Talk by Steven Brumby from Decartes Labs. Given to the Redwood Center for Theoretical Neuroscience at UC Berkeley.
Abstract The proliferation of transistors has increased the performance of computing systems by over a factor of a million in the past 30 years, and is also dramatically increasing the amount of data in existence, driving improvements in sensor, communication and storage technology. Multi-decadal Earth and planetary remote sensing global datasets at the petabyte scale (8×10^15 bits) are now available in commercial clouds, and new satellite constellations are planning to generate petabytes of images per year, providing daily global coverage at a few meters per pixel. Cloud storage with adjacent high-bandwidth compute, combined with recent advances in neuroscience-inspired machine learning for computer vision, is enabling understanding of the world at a scale and at a level of granularity never before feasible.
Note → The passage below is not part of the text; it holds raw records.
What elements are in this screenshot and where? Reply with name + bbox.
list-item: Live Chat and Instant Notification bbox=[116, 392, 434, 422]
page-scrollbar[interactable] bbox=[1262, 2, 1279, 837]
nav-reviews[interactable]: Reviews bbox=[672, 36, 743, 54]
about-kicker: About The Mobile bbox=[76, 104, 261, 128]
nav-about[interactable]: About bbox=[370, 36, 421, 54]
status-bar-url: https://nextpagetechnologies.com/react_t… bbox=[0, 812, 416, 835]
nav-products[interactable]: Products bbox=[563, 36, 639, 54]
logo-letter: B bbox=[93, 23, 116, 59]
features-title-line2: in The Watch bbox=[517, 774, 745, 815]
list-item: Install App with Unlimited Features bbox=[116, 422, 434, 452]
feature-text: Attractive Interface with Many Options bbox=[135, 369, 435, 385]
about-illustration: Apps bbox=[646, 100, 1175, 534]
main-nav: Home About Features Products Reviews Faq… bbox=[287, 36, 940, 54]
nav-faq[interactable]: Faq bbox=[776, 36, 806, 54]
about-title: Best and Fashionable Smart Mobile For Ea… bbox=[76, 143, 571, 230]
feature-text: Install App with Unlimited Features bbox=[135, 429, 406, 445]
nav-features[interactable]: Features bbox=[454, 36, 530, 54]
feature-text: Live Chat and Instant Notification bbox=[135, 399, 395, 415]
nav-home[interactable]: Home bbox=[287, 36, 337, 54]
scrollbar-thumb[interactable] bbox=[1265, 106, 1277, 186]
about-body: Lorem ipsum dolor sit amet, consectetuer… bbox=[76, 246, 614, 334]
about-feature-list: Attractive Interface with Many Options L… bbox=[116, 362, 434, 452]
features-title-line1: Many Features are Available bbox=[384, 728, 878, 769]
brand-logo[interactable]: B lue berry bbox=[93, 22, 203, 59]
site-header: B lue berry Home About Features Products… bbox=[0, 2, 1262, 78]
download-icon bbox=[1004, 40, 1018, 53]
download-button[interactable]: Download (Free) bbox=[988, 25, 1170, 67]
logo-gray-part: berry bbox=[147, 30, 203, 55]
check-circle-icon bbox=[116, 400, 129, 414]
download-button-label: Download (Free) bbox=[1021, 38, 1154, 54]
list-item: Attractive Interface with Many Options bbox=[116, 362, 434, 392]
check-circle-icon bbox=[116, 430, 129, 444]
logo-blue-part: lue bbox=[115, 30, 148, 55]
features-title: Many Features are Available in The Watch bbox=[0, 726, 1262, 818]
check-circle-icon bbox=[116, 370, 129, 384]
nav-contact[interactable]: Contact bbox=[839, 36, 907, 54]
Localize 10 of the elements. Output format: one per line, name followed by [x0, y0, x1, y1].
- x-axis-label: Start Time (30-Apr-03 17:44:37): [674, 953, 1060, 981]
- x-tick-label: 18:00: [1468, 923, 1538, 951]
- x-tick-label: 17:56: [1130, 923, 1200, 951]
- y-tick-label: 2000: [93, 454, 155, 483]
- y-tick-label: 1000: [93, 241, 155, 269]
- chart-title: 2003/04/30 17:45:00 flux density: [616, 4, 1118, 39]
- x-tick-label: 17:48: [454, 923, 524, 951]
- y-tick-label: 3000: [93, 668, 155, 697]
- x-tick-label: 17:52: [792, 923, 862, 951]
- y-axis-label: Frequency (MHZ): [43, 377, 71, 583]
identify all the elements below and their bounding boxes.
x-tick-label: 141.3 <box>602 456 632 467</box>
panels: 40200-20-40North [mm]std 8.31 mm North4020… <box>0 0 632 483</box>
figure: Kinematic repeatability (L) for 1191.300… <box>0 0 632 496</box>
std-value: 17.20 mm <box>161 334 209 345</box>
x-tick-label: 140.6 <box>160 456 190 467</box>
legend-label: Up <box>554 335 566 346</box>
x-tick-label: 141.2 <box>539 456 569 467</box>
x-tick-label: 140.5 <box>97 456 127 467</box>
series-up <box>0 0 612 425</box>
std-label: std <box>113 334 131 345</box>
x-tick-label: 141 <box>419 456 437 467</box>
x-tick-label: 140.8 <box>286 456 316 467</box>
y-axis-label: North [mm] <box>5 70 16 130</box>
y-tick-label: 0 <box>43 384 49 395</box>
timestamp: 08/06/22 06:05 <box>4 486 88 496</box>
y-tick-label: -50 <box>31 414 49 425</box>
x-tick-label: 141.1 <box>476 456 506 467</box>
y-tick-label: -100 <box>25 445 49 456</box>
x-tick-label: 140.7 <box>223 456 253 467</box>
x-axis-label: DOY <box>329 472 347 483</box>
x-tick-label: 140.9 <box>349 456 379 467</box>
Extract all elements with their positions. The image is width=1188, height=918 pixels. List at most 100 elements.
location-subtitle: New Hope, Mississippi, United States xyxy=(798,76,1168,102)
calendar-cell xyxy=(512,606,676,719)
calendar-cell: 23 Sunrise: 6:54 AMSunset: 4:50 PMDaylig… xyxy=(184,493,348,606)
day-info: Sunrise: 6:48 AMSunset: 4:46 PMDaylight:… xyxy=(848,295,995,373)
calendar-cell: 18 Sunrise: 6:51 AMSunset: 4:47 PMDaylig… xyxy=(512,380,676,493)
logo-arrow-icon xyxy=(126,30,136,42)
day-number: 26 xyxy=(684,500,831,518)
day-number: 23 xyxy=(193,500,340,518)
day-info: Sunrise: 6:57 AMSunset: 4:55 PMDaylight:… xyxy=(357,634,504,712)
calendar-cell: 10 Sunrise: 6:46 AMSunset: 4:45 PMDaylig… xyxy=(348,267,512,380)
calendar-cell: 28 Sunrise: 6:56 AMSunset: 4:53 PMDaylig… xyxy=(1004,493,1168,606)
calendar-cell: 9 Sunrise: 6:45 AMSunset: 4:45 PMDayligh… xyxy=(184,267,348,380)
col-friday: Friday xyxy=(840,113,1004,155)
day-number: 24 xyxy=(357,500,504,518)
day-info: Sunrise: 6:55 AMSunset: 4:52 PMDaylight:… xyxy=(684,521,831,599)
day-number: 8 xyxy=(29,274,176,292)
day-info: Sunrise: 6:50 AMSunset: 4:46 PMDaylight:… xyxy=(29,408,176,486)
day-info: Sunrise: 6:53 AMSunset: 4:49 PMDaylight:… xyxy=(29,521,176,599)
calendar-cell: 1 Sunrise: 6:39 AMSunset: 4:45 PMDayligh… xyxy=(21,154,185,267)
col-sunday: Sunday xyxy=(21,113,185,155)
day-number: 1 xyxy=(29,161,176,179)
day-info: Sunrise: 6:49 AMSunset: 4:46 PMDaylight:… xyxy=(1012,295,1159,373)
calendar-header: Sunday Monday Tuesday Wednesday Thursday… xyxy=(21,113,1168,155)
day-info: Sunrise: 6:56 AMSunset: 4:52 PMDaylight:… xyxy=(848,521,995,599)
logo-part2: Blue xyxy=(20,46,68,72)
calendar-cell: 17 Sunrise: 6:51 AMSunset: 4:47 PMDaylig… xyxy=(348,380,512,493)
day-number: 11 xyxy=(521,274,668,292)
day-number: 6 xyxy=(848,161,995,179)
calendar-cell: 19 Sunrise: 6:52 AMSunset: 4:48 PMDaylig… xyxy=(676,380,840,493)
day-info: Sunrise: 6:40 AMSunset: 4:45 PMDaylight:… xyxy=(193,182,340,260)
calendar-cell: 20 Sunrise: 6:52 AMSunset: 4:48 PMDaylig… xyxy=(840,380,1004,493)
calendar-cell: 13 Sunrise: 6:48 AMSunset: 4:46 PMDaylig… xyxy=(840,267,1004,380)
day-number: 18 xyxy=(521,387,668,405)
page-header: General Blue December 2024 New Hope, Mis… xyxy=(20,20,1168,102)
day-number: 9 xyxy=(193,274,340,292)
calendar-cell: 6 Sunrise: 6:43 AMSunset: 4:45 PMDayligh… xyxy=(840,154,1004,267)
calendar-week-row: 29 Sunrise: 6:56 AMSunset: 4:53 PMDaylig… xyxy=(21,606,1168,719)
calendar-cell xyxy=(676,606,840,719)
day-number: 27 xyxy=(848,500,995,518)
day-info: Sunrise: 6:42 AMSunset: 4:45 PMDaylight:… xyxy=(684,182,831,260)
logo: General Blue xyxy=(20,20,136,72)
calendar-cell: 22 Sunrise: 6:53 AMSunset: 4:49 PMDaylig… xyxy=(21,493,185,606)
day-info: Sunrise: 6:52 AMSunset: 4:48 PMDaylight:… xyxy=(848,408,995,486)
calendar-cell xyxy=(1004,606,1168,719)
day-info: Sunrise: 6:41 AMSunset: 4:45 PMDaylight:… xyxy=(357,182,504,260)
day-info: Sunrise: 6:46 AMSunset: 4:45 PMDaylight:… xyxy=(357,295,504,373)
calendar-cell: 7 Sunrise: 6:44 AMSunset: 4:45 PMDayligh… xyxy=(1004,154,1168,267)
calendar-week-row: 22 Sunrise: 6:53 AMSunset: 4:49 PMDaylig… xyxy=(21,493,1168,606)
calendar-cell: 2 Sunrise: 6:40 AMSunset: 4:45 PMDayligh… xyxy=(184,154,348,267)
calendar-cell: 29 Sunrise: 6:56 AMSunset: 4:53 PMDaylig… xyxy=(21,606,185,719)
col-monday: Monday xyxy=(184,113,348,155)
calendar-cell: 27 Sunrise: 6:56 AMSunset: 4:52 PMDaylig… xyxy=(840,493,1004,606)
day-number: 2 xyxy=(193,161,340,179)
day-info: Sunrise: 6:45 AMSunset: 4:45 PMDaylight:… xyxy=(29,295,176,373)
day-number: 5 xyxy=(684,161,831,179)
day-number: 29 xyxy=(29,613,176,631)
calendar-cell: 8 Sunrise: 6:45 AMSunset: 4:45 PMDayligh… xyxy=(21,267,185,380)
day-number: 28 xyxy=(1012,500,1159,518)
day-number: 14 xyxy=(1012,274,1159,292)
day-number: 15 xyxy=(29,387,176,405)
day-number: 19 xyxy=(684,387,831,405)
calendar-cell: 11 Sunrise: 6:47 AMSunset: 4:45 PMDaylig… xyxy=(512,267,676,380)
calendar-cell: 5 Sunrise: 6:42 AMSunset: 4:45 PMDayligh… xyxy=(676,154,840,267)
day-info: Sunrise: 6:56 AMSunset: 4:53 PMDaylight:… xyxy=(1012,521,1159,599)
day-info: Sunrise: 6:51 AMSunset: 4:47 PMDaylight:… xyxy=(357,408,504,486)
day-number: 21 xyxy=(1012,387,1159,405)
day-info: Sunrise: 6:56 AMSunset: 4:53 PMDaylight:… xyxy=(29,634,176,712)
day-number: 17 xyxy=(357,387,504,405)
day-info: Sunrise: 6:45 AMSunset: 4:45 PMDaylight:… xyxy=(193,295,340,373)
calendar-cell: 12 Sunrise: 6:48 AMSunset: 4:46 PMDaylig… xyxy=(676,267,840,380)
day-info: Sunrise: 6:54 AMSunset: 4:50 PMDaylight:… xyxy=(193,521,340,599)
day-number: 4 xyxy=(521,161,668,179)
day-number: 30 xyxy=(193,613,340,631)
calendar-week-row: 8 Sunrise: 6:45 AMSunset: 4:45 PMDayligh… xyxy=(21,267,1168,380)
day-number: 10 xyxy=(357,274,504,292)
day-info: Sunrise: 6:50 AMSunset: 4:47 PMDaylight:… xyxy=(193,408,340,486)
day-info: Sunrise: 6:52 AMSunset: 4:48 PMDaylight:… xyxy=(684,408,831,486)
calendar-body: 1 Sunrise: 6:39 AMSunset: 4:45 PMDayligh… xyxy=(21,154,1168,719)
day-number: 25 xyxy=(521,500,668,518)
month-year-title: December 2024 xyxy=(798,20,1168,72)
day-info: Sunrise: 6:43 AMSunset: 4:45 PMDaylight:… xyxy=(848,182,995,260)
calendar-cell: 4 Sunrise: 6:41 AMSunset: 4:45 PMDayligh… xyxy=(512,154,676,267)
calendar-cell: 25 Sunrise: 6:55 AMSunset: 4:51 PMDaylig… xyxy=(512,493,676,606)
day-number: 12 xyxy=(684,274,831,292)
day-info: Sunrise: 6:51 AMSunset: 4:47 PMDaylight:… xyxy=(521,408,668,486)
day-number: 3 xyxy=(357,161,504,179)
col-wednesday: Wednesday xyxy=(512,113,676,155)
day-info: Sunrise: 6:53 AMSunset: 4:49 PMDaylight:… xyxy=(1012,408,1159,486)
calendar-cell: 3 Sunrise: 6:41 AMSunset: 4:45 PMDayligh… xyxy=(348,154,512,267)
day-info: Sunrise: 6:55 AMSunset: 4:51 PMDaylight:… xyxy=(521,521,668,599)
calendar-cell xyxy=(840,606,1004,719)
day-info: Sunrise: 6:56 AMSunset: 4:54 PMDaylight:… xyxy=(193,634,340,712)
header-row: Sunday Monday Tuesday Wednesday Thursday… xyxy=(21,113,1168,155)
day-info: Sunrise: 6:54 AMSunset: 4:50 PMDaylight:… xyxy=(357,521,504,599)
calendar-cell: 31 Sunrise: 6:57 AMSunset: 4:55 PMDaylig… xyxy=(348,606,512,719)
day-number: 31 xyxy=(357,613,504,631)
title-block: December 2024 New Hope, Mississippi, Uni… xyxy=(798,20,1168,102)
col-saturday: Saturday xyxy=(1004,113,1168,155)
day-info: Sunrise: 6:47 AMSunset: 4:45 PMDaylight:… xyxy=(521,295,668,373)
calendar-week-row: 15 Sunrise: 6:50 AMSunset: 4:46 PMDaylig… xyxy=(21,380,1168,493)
We report here on a computation processing over a petabyte of compressed raw data from 2.8 quadrillion pixels (2.8 petapixels) acquired by the US Landsat and MODIS programs over the past 40 years. Using commodity cloud computing resources, we convert the imagery to a calibrated, georeferenced, multiresolution tiled format suited for machine-learning analysis. We believe ours is the first application to process, in less than a day, on generally available resources, over a petabyte of scientific image data. We report on work using this reprocessed dataset for experiments demonstrating country-scale food production monitoring, an indicator for famine early warning.